A good rule of thumb for resizing images is that you can always reduce the size of an image (saving it as a new file first!!), by cropping it or reducing it’s height and width, but you cannot, nor should you, ever try to make an image bigger. If the image is not large enough to use the way you want to use it, just don’t use it. Just find another image that is an adequate size for that usage. Trying to enlarge a photo will result in it becoming fuzzy, pixelated and, in general, gross looking. Along the same lines, do not try to change the width of an image without also changing it’s height – keeping the same aspect ratio (ratio of height to width), so that you do not distort the image.
If none of this makes any sense to you – you should need to consider hiring a graphic designer who can help you with this.

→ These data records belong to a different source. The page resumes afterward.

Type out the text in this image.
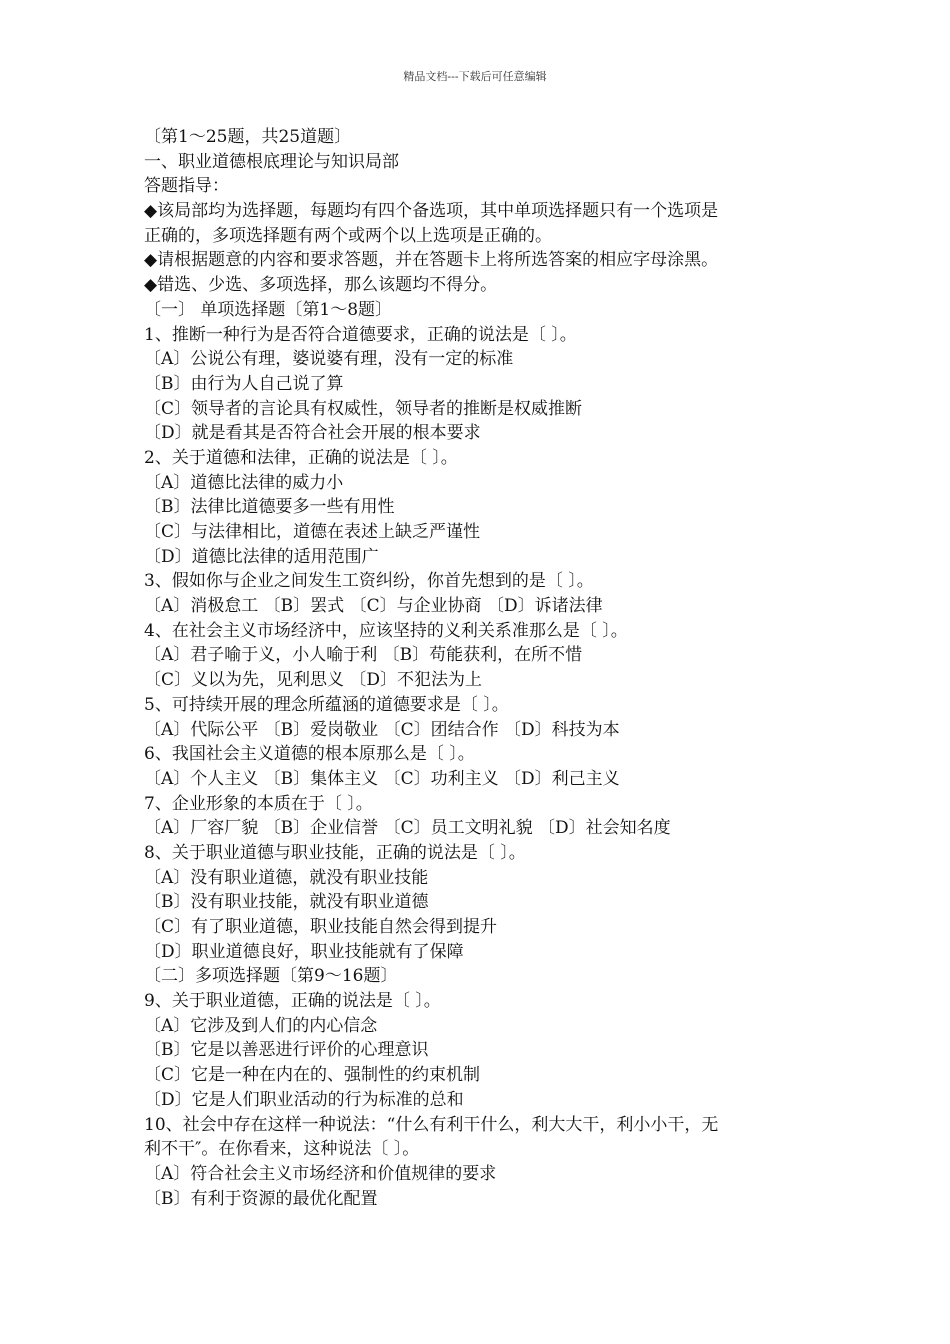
精品文档---下载后可任意编辑
〔第1～25题，共25道题〕
一、职业道德根底理论与知识局部
答题指导：
◆该局部均为选择题，每题均有四个备选项，其中单项选择题只有一个选项是
正确的，多项选择题有两个或两个以上选项是正确的。
◆请根据题意的内容和要求答题，并在答题卡上将所选答案的相应字母涂黑。
◆错选、少选、多项选择，那么该题均不得分。
〔一〕 单项选择题〔第1～8题〕
1、推断一种行为是否符合道德要求，正确的说法是〔 〕。
〔A〕公说公有理，婆说婆有理，没有一定的标准
〔B〕由行为人自己说了算
〔C〕领导者的言论具有权威性，领导者的推断是权威推断
〔D〕就是看其是否符合社会开展的根本要求
2、关于道德和法律，正确的说法是〔 〕。
〔A〕道德比法律的威力小
〔B〕法律比道德要多一些有用性
〔C〕与法律相比，道德在表述上缺乏严谨性
〔D〕道德比法律的适用范围广
3、假如你与企业之间发生工资纠纷，你首先想到的是〔 〕。
〔A〕消极怠工 〔B〕罢式 〔C〕与企业协商 〔D〕诉诸法律
4、在社会主义市场经济中，应该坚持的义利关系准那么是〔 〕。
〔A〕君子喻于义，小人喻于利 〔B〕苟能获利，在所不惜
〔C〕义以为先，见利思义 〔D〕不犯法为上
5、可持续开展的理念所蕴涵的道德要求是〔 〕。
〔A〕代际公平 〔B〕爱岗敬业 〔C〕团结合作 〔D〕科技为本
6、我国社会主义道德的根本原那么是〔 〕。
〔A〕个人主义 〔B〕集体主义 〔C〕功利主义 〔D〕利己主义
7、企业形象的本质在于〔 〕。
〔A〕厂容厂貌 〔B〕企业信誉 〔C〕员工文明礼貌 〔D〕社会知名度
8、关于职业道德与职业技能，正确的说法是〔 〕。
〔A〕没有职业道德，就没有职业技能
〔B〕没有职业技能，就没有职业道德
〔C〕有了职业道德，职业技能自然会得到提升
〔D〕职业道德良好，职业技能就有了保障
〔二〕多项选择题〔第9～16题〕
9、关于职业道德，正确的说法是〔 〕。
〔A〕它涉及到人们的内心信念
〔B〕它是以善恶进行评价的心理意识
〔C〕它是一种在内在的、强制性的约束机制
〔D〕它是人们职业活动的行为标准的总和
10、社会中存在这样一种说法：“什么有利干什么，利大大干，利小小干，无
利不干″。在你看来，这种说法〔 〕。
〔A〕符合社会主义市场经济和价值规律的要求
〔B〕有利于资源的最优化配置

While I’m on the subject of creating versions and sizes of images, you should get some good best practices under your belt for image and file naming. You should use all lowercase (including the .jpg, or .png extension), you should have NO spaces in your filename, and you should use “-” instead of “_” as separators between words (this will also apply to other files on your website). You should also have a naming convention that tells you something about what the image is, and how it can be used. Avoid things like IMG_4296.PNG. Instead use something more descriptive, like “birthday-party-kids-400×400.jpg” that way you can see all versions/sizes of the same image together in your directory, and pick the one that best suits how you will use it. **When resizing or creating new versions of files, always save as the new file before making any changes, to preserve your original.**
Images Should Highlight Content – Not Replace It
Images should enhance well-written content, not replace it. Avoid, at all costs, using images that have large amounts of text in them. A label here or there, or a spot ad, is ok, but just avoid having images replace your text content. Not only does it make your pages load slower, and, usually, look cruddy, but the text in those images is invisible to Search Engines, which will reduce your search engine rankings, and that content is also not accessible to screenreader for the visually impaired. Have your content be well crafted content, using HTML and CSS to style it, and let your images be window dressing to accent that content. If you absolutely must have a large image, like an infographic, have the content as HTML/CSS on your page, and have the graphic, itself, available as an image or PDF download link.
Hopefully these tips will have you well on your way to having a visually stunning website or social media presence!